Mercredi 25 septembre 2019

 

Il est un musée qu'il ne faut pas manquer lors de votre passage à Aix-les-Bains : le Musée Faure. Celui-ci doit tout à la générosité du Docteur Jean Faure, amateur d'art, qui légua pas moins de 220 œuvres impressionnistes à la ville. Par ailleurs, le musée abrite la deuxième collection française d'oeuvres de Rodin, sans oublier la reconstitution de la chambre du poète Alphonse Lamartine qui vécut ici et s'inspira de la beauté des paysages pour nous offrir ses plus beaux poèmes. Quant au généreux donateur, il avait posé une seule condition : faire en sorte que ses œuvres soient accessibles au plus large public. C'est chose faite !

 

Disparu en 1942, le vœu de Jean Faure ne sera exaucé que sept ans plus tard, après la seconde guerre mondiale. Installé dans une villa de type italien, surnommée « la Villa des Chimères » et bâtie en 1902, le musée Faure ouvrira ses portes en 1949, agrémenté d'un jardin en libre accès où figurent quelques œuvres dont une statue d'Alfred Boucher et une autre de Mars Vallett. Dès mon arrivée, je rencontre l'équipe du musée, dont Isabelle Couette et Amélie Pilon (guide-conférencière à la ville d'Aix-les-Bains) qui mettront tout en œuvre pour me faire découvrir l'endroit.

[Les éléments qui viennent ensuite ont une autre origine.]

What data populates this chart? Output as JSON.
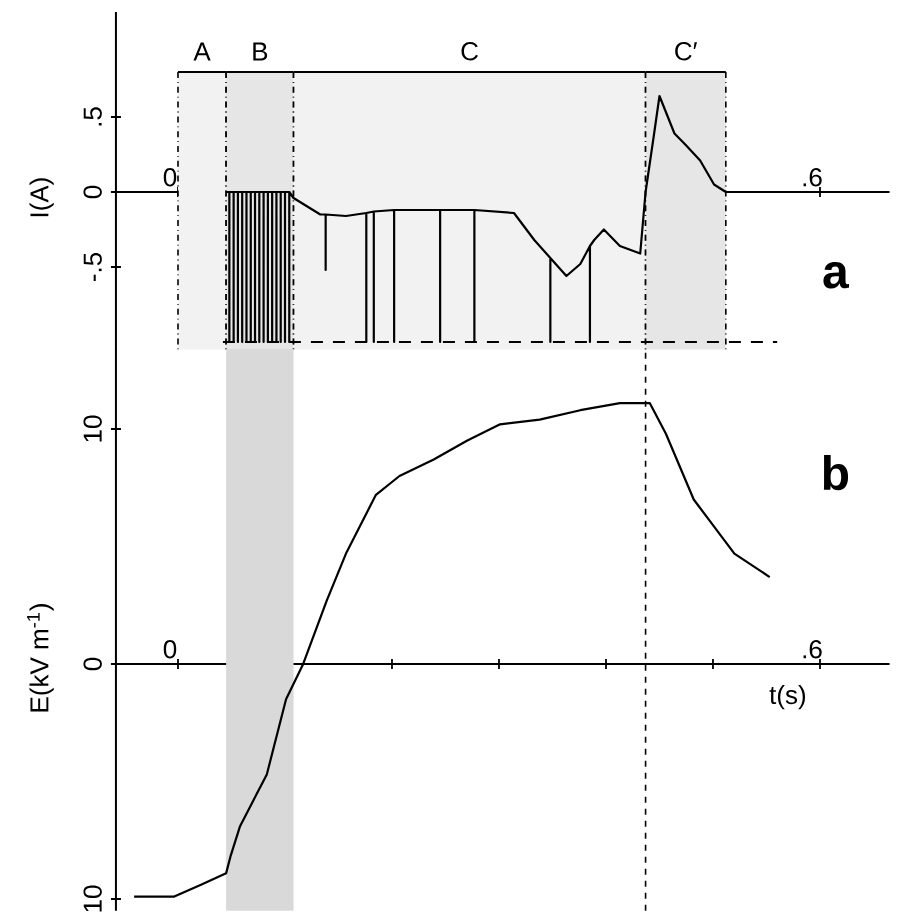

J'avoue être surpris par une telle accumulation d'oeuvres par un seul homme. Certes, le Docteur Jean Faure, d'origine gasconne recevra une éducation bourgeoise, et effectuera de brillantes études qui le conduiront à devenir docteur en pharmacie. Vite attiré par le monde des arts, notre homme deviendra membre du Comité Français des Expositions dès 1885, avant de fréquenter le milieu des Beaux-Arts et de s'installer à Aix-les-Bains. Entrepreneur, il s'associe en 1904 avec le Docteur Paul Dussuel pour fabriquer le célèbre élixir Bonjean recommandé pour contrer bien des malaises. C'est la vente de ce produit qui va faire la fortune des deux médecins. Dès lors, Jean Faure passera le plus clair de son temps entre Paris et Aix-les-Bains, en continuant de cumuler les succès dans le domaine paramédical. Parallèlement, il fréquente les salons parisiens, rencontre diverses personnalités, dont André Schoeller, marchand d'art parisien, qui lui apportera sa précieuse expertise pour l'acquisition de sa collection. Et le médecin de bâtir peu à peu sa fortune personnelle avec des placements judicieux et l'accumulation d'oeuvres d'art.

 

Eclectique, Jean Faure collectionnera ainsi boites à médecine, Netsuke (objet vestimentaire traditionnel japonais), ouvrages aux illustrations licencieuses, peintures et sculptures impressionnistes et pré-impressionnistes (qui forment l'essentiel de la collection du musée). Des œuvres choisies avec le plus grand soin, qui témoignent de la sensibilité artistique de l'amateur d'art. Homogène, cette collection laisse à penser que notre docteur avait bien en tête un projet muséal. Musée devenu finalement réalité pour la plus grande joie des visiteurs qui déambuleront sur les trois niveaux offerts par la villa : le rez-de-chaussée accueille ainsi quatre à cinq exposition temporaires par an, consacrées la plupart du temps aux œuvres d'artistes contemporains ou régionaux. On y voit aussi des peintures et sculptures de styles divers datant des 17è au 20è siècle, dont des œuvres de Foujita, Fantin-Latour, Hayez, Carpeaux, Alfred Boucher ou Barye...Le premier étage, lui, est consacré à la présentation d'oeuvres impressionnistes ou proches de l'Impressionnisme. Au dernier étage, se trouve la collection de sculptures de Rodin, la reconstitution de la chambre de la pension Perrier (depuis disparue) où vivait Alphonse Lamartine en 1816, lors de sa rencontre avec Julie Charles. Enfin, le lieu abrite également une collection de faïences et de céramiques issue du premier musée aixois, fondé en 1872 par le Vicomte Ludovic Napoléon Lepic, qui fut peintre, graveur, et ami de Degas.

 

Certes, le premier étage nous invite à passer du romantisme à l’impressionnisme et du néo-impressionnisme au symbolisme, mais au fait, qu'est-ce que l'Impressionnisme ? Il s'agit d'une recherche commune à certains artistes (de 1874, qui correspond à la première exposition de ce groupe, à 1886 leur dernière présentation d'oeuvres) face à la problématique de leur art. Et de proposer de nouvelles lois de la couleur et de la lumière. Cela se traduira concrètement par la suppression des contours, une nouvelle variété de tons (tons clairs et couleurs pures apparaissent, qu'elles soient accordées ou contrastées, en supprimant les gris et les tons intermédiaires), de nouveaux éclats de lumière et des touches larges sur les œuvres. On rompt ainsi avec les formes admises jusque là. Et Claude Schaeffner de rajouter : « l’Impressionnisme suggère les formes, les distances, par les vibrations et les contrastes de couleurs ».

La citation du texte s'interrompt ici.